En Suisse, un "escape game" retrace le parcours des migrants pour sensibiliser les lycéens
Au lycée Emilie-Gourd de Genève, un professeur d'histoire a eu l'idée d'inventer un jeu d'évasion afin de sensibiliser ses élèves aux enjeux de la migration. L'objectif ici : rejoindre l'Europe depuis la Libye.

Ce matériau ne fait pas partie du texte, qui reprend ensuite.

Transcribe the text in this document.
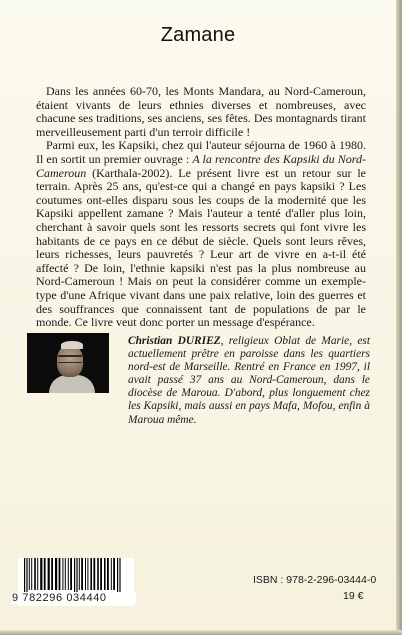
Zamane

Dans les années 60-70, les Monts Mandara, au Nord-Cameroun, étaient vivants de leurs ethnies diverses et nombreuses, avec chacune ses traditions, ses anciens, ses fêtes. Des montagnards tirant merveilleusement parti d'un terroir difficile !

Parmi eux, les Kapsiki, chez qui l'auteur séjourna de 1960 à 1980. Il en sortit un premier ouvrage : A la rencontre des Kapsiki du Nord-Cameroun (Karthala-2002). Le présent livre est un retour sur le terrain. Après 25 ans, qu'est-ce qui a changé en pays kapsiki ? Les coutumes ont-elles disparu sous les coups de la modernité que les Kapsiki appellent zamane ? Mais l'auteur a tenté d'aller plus loin, cherchant à savoir quels sont les ressorts secrets qui font vivre les habitants de ce pays en ce début de siècle. Quels sont leurs rêves, leurs richesses, leurs pauvretés ? Leur art de vivre en a-t-il été affecté ? De loin, l'ethnie kapsiki n'est pas la plus nombreuse au Nord-Cameroun ! Mais on peut la considérer comme un exemple-type d'une Afrique vivant dans une paix relative, loin des guerres et des souffrances que connaissent tant de populations de par le monde. Ce livre veut donc porter un message d'espérance.

Christian DURIEZ, religieux Oblat de Marie, est actuellement prêtre en paroisse dans les quartiers nord-est de Marseille. Rentré en France en 1997, il avait passé 37 ans au Nord-Cameroun, dans le diocèse de Maroua. D'abord, plus longuement chez les Kapsiki, mais aussi en pays Mafa, Mofou, enfin à Maroua même.

9 782296 034440
ISBN : 978-2-296-03444-0
19 €
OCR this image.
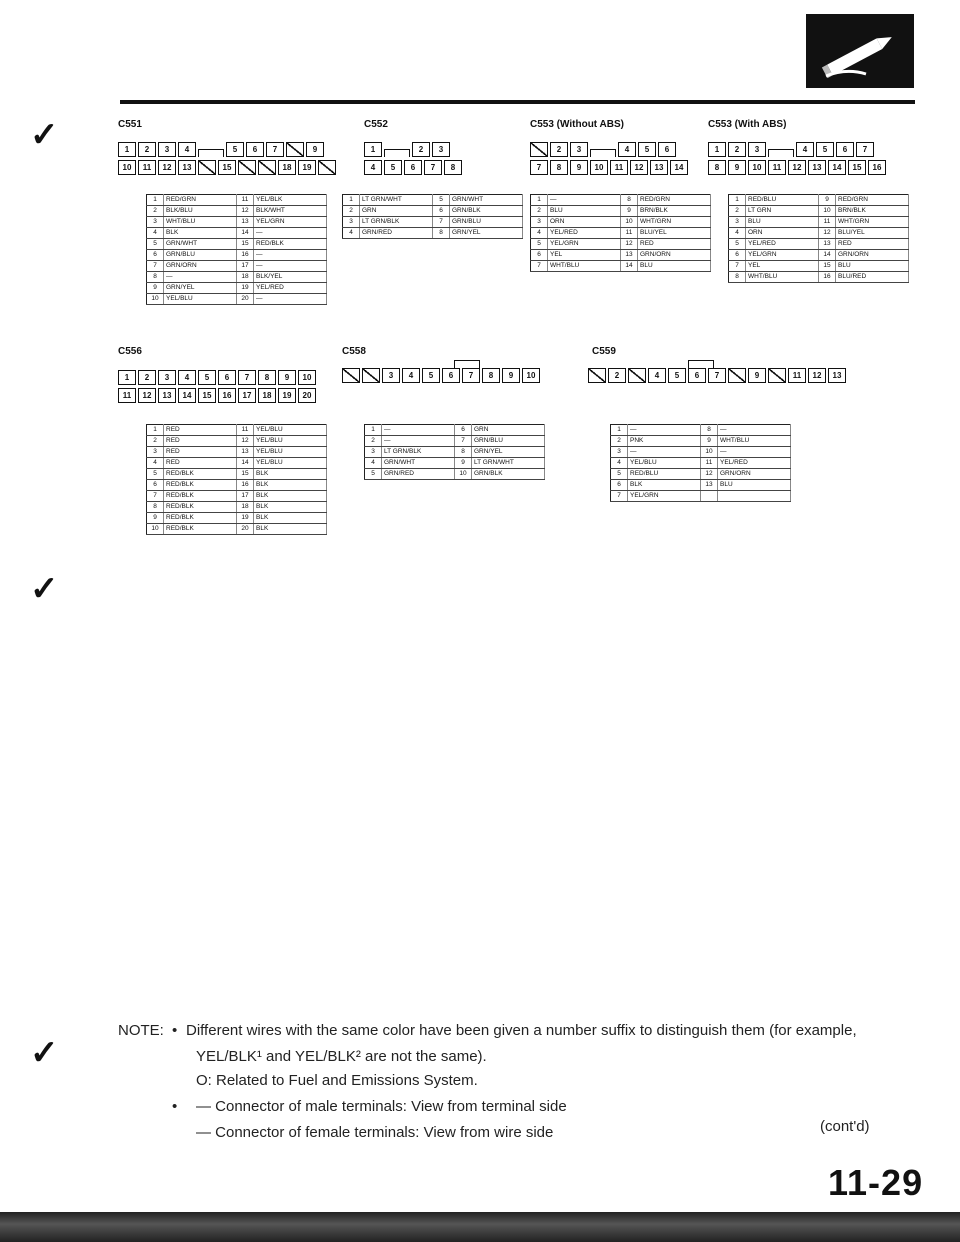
✓
✓
✓
C551
1	2	3	4	5	6	7	9
10	11	12	13	15	18	19
1	RED/GRN	11	YEL/BLK
2	BLK/BLU	12	BLK/WHT
3	WHT/BLU	13	YEL/GRN
4	BLK	14	—
5	GRN/WHT	15	RED/BLK
6	GRN/BLU	16	—
7	GRN/ORN	17	—
8	—	18	BLK/YEL
9	GRN/YEL	19	YEL/RED
10	YEL/BLU	20	—
C552
1	2	3
4	5	6	7	8
1	LT GRN/WHT	5	GRN/WHT
2	GRN	6	GRN/BLK
3	LT GRN/BLK	7	GRN/BLU
4	GRN/RED	8	GRN/YEL
C553 (Without ABS)
2	3	4	5	6
7	8	9	10	11	12	13	14
1	—	8	RED/GRN
2	BLU	9	BRN/BLK
3	ORN	10	WHT/GRN
4	YEL/RED	11	BLU/YEL
5	YEL/GRN	12	RED
6	YEL	13	GRN/ORN
7	WHT/BLU	14	BLU
C553 (With ABS)
1	2	3	4	5	6	7
8	9	10	11	12	13	14	15	16
1	RED/BLU	9	RED/GRN
2	LT GRN	10	BRN/BLK
3	BLU	11	WHT/GRN
4	ORN	12	BLU/YEL
5	YEL/RED	13	RED
6	YEL/GRN	14	GRN/ORN
7	YEL	15	BLU
8	WHT/BLU	16	BLU/RED
C556
1	2	3	4	5	6	7	8	9	10
11	12	13	14	15	16	17	18	19	20
1	RED	11	YEL/BLU
2	RED	12	YEL/BLU
3	RED	13	YEL/BLU
4	RED	14	YEL/BLU
5	RED/BLK	15	BLK
6	RED/BLK	16	BLK
7	RED/BLK	17	BLK
8	RED/BLK	18	BLK
9	RED/BLK	19	BLK
10	RED/BLK	20	BLK
C558
3	4	5	6	7	8	9	10
1	—	6	GRN
2	—	7	GRN/BLU
3	LT GRN/BLK	8	GRN/YEL
4	GRN/WHT	9	LT GRN/WHT
5	GRN/RED	10	GRN/BLK
C559
2	4	5	6	7	9	11	12	13
1	—	8	—
2	PNK	9	WHT/BLU
3	—	10	—
4	YEL/BLU	11	YEL/RED
5	RED/BLU	12	GRN/ORN
6	BLK	13	BLU
7	YEL/GRN		
NOTE: • Different wires with the same color have been given a number suffix to distinguish them (for example,
YEL/BLK¹ and YEL/BLK² are not the same).
O: Related to Fuel and Emissions System.
• — Connector of male terminals: View from terminal side
— Connector of female terminals: View from wire side	(cont'd)
11-29
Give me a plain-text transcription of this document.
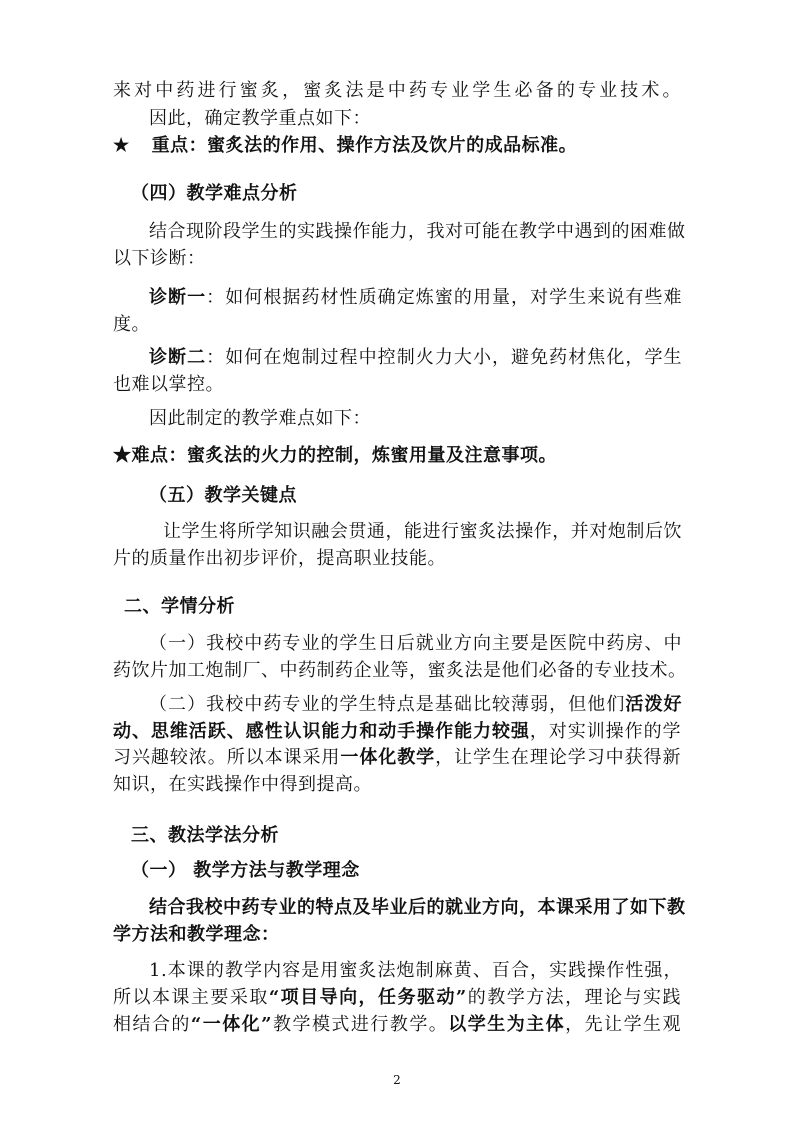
来对中药进行蜜炙，蜜炙法是中药专业学生必备的专业技术。
因此，确定教学重点如下：
★ 重点：蜜炙法的作用、操作方法及饮片的成品标准。
（四）教学难点分析
结合现阶段学生的实践操作能力，我对可能在教学中遇到的困难做
以下诊断：
诊断一：如何根据药材性质确定炼蜜的用量，对学生来说有些难
度。
诊断二：如何在炮制过程中控制火力大小，避免药材焦化，学生
也难以掌控。
因此制定的教学难点如下：
★难点：蜜炙法的火力的控制，炼蜜用量及注意事项。
（五）教学关键点
让学生将所学知识融会贯通，能进行蜜炙法操作，并对炮制后饮
片的质量作出初步评价，提高职业技能。
二、学情分析
（一）我校中药专业的学生日后就业方向主要是医院中药房、中
药饮片加工炮制厂、中药制药企业等，蜜炙法是他们必备的专业技术。
（二）我校中药专业的学生特点是基础比较薄弱，但他们活泼好
动、思维活跃、感性认识能力和动手操作能力较强，对实训操作的学
习兴趣较浓。所以本课采用一体化教学，让学生在理论学习中获得新
知识，在实践操作中得到提高。
三、教法学法分析
（一） 教学方法与教学理念
结合我校中药专业的特点及毕业后的就业方向，本课采用了如下教
学方法和教学理念：
1.本课的教学内容是用蜜炙法炮制麻黄、百合，实践操作性强，
所以本课主要采取“项目导向，任务驱动”的教学方法，理论与实践
相结合的“一体化”教学模式进行教学。以学生为主体，先让学生观
2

Comment sensibiliser les plus jeunes aux enjeux de la migration ? Tout simplement en leur proposant de devenir eux-mêmes des candidats à l’exil, le temps d’un escape game. C’est la solution imaginée par un professeur d’histoire-géographie à Genève. Tout se déroule dans les locaux du lycée Emilie-Gourd. Dans des salles entièrement modifiées pour les besoins de l’expérience. Les élèves commencent la session dans une tente de bédouins, comme s'ils étaient en Libye. Point de départ du périple : ils ont pour mission de gagner l’Europe.
Très vite, de faux passeurs s’en mêlent et volent l’argent des joueurs, avant de les conduire dans une prison lugubre au sous-sol de l’école. Mais ça, les quatre élèves/migrants ne le savent pas, puisqu’on leur a mis une cagoule sur la tête. Il faudra quelques minutes au petit groupe pour reprendre ses esprits. Et résoudre les premières énigmes pour sortir de cette geôle qui tente d’imiter les vraies prisons clandestines libyennes dans lesquelles s’entassent des milliers de migrants dans des conditions sordides.
Heureusement, les joueurs peuvent compter sur l’aide d’ONG qui vont les guider, pendant leur périple. Rien n’est laissé au hasard. Même pas les douaniers, qui attendent les participants dès qu’ils croient être enfin parvenus dans leur nouvelle terre d’accueil : "Est-ce que vous êtes bien tous passés par l'Italie ?" lance un faux douanier, avant de passer des menottes aux joueurs qui lui répondent favorablement. Les joueurs sont en effet arrêté en vertu des accords de Dublin qui stipulent que c’est le pays d’entrée en Europe qui est responsable de la procédure d’asile.
Un mélange des genres malsain ?
Dit comme ça, cet escape game semble un peu bizarre, voire franchement déplacé. Mais tout a été fait pour éviter de brouiller les pistes entre divertissement et sensibilisation.
Plusieurs organisations comme SOS Méditerranée mais aussi le HCR, le Haut Commissariat pour les réfugiés, qui a son siège à Genève, sont venus tester le jeu. Ils ont proposé leur expertise pour rendre l’expérience plus réaliste. Car l’idée, c’est bien d’apprendre quelque chose aux élèves. En tout cas plus que s’ils étaient restés en classe explique, David Pillonel, le professeur d’histoire à l’origine de l’escape game :
Il y a un potentiel pédagogique énorme dans un "escape game". Entre les décors, le faux sang, l'odeur... L'immersion permet un apprentissage par l'émotion et par le ressenti. Cela permet de toucher plus facilement les élèves.
David Pillonel, professeurfranceinfo
Quant aux joueurs, on sent effectivement que le jeu les a marqué. "J'ai trouvé cela très intéressant, abonde Andrina. On se retrouve dans une vraie situation de stress. Bien sûr, c'est rien comparé à ce que vivent vraiment les gens, mais ça nous permet de comprendre toutes les étapes de leurs parcours".
Depuis deux ans, environ 500 élèves ont déjà vécu l’expérience. On ne sait pas combien vont avoir envie de postuler à des organisations comme le HCR après cela. Mais l'un des jeunes qui a participé à la conception du jeu a, lui, déjà trouvé du travail dans un escape game de Genève.